Присутствие Прелюдии Рахманинова не может быть названо "случайным" – во-первых, рахманиновское творчество это один из "китов", на которых держится карьера Луганского, а во-вторых, именно эта прелюдия и именно в таком виде как нельзя более удачно вписалась в "импрессионистскую" атмосферу данного конкретного концерта !
Что касается блистательно исполненной Кампанеллы", то её появление в концерте с листовскими произведениями не вызывает особого удивления, однако реализация всё в той же тонкой и изысканной манере, в какой был проведён весь концерт, не может не вызывать восхищения.

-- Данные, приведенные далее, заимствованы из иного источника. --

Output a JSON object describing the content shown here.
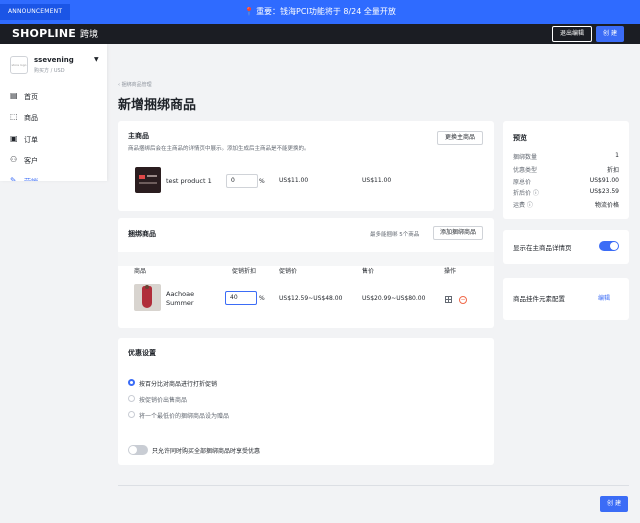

В целом форма концерта была также тщательно продумана и подчинена строгой схеме – все крупные её разделы были примерно одинаковы по длительности звучания, что свидетельствует о тщательности планирования и серьёзности отношения пианиста к составлению программы концерта и в этом плане представляет его как приверженца той "строгой архитектуры" концертных программ, среди апологетов которой мы встречаем имена Ф.Бузони, Э.Гилельса и С.Рихтера.
Если говорить о более "общих" мыслях по поводу исполнительства Луганского, то я с удовлетворением отмечаю, что грандиозная композиторская фигура Листа, по моему субъективному впечатлению, долгое время находившаяся где-то на периферии внимания пианиста, несмотря на исполнение им уже в ранние годы, к примеру, "Мефисто-вальса" (кстати, любопытно, как именно он у него прозвучал бы сегодня ?), наконец-то находит должное "представительство" в концертном репертуаре Николая Луганского.
В моём представлении Луганский за последние годы вырос в одну из крупнейших фигур отечественной пианистической школы, и по культурному значению я его смело могу уподобить М.Плетнёву и А.Володосю, по красоте ф-п звука Башкирову и Алексееву, а по вниманию к профессиональной стороне и отделке мелких технологических деталей – Н.Петрову и В.Кулешову.
С интересом буду наблюдать за дальнейшим его развитием.